As the videos dance along the screen there are at times multiple dancers and in other moments only a soloist; it’s hypnotic, as is the score. Rountree said he was inspired by Graham’s oath to remain upright and created space for contemplation as well as action. “In terms of the melodic content, I really wanted something to feel like this thing kept trying to get energy, and the energy keeps getting sucked out of it,” he said. “And then there’s this other music, which is kind of spacious and just chords.”

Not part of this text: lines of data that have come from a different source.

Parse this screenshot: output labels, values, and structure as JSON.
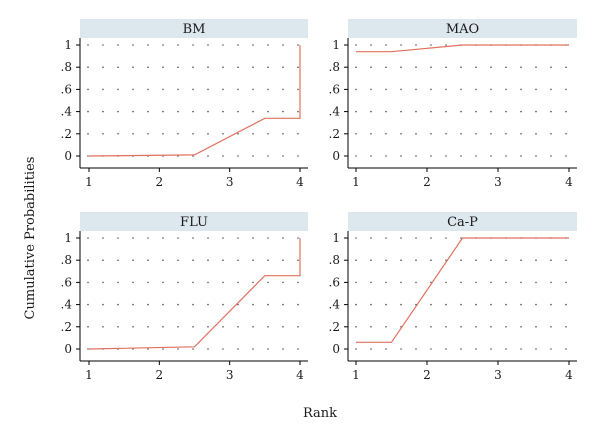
{
  "chart_data": [
    {
      "type": "line",
      "title": "BM",
      "x": [
        1,
        2.5,
        3.5,
        4,
        4
      ],
      "y": [
        0,
        0.01,
        0.34,
        0.34,
        1
      ],
      "xticks": [
        1,
        2,
        3,
        4
      ],
      "yticks": [
        "0",
        ".2",
        ".4",
        ".6",
        ".8",
        "1"
      ],
      "xlim": [
        1,
        4
      ],
      "ylim": [
        0,
        1
      ],
      "grid": true
    },
    {
      "type": "line",
      "title": "MAO",
      "x": [
        1,
        1.5,
        2.5,
        4
      ],
      "y": [
        0.94,
        0.94,
        1,
        1
      ],
      "xticks": [
        1,
        2,
        3,
        4
      ],
      "yticks": [
        "0",
        ".2",
        ".4",
        ".6",
        ".8",
        "1"
      ],
      "xlim": [
        1,
        4
      ],
      "ylim": [
        0,
        1
      ],
      "grid": true
    },
    {
      "type": "line",
      "title": "FLU",
      "x": [
        1,
        2.5,
        3.5,
        4,
        4
      ],
      "y": [
        0,
        0.02,
        0.66,
        0.66,
        1
      ],
      "xticks": [
        1,
        2,
        3,
        4
      ],
      "yticks": [
        "0",
        ".2",
        ".4",
        ".6",
        ".8",
        "1"
      ],
      "xlim": [
        1,
        4
      ],
      "ylim": [
        0,
        1
      ],
      "grid": true
    },
    {
      "type": "line",
      "title": "Ca-P",
      "x": [
        1,
        1.5,
        2.5,
        4
      ],
      "y": [
        0.06,
        0.06,
        1,
        1
      ],
      "xticks": [
        1,
        2,
        3,
        4
      ],
      "yticks": [
        "0",
        ".2",
        ".4",
        ".6",
        ".8",
        "1"
      ],
      "xlim": [
        1,
        4
      ],
      "ylim": [
        0,
        1
      ],
      "grid": true
    }
  ],
  "shared": {
    "xlabel": "Rank",
    "ylabel": "Cumulative Probabilities",
    "line_color": "#e0705f",
    "strip_color": "#dde7ee"
  }
}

Along with the music and dance, there is a third creative element at play: the choreography of the film itself. For that, Eilber worked closely with Ricki Quinn of the Soraya who is in charge of digital design and editing the videos, which were shot indoors. “This dance is about space and the restraint is something you can use,” Eilber said. “Part of this exercise is that we are restrained: That works for COVID, and now it works for the racial injustice theme as well.”

And the experiment also showed Eilber something about her dancers, like who has an affinity for choreography. Williams, for one.

“I got to mix my movement style with Martha,” Williams said. “I had to picture if I was Martha, what would I do? Which was pretty insane. But instead of trying to create Graham shapes, I tried to think of it in a very broad sense. The way she choreographed was pretty crazy. She would make sounds and she would sort of swing herself through the air.”

It helped guide her as she came up with movement. “It’s a feeling that causes me to move as opposed to creating shapes,” Williams said. “I started doing the move from the picture, and then I just kept going with it and saw where it took me. Sometimes I would get disoriented. I definitely flung myself through space. It was a lot of going wherever my body took me.”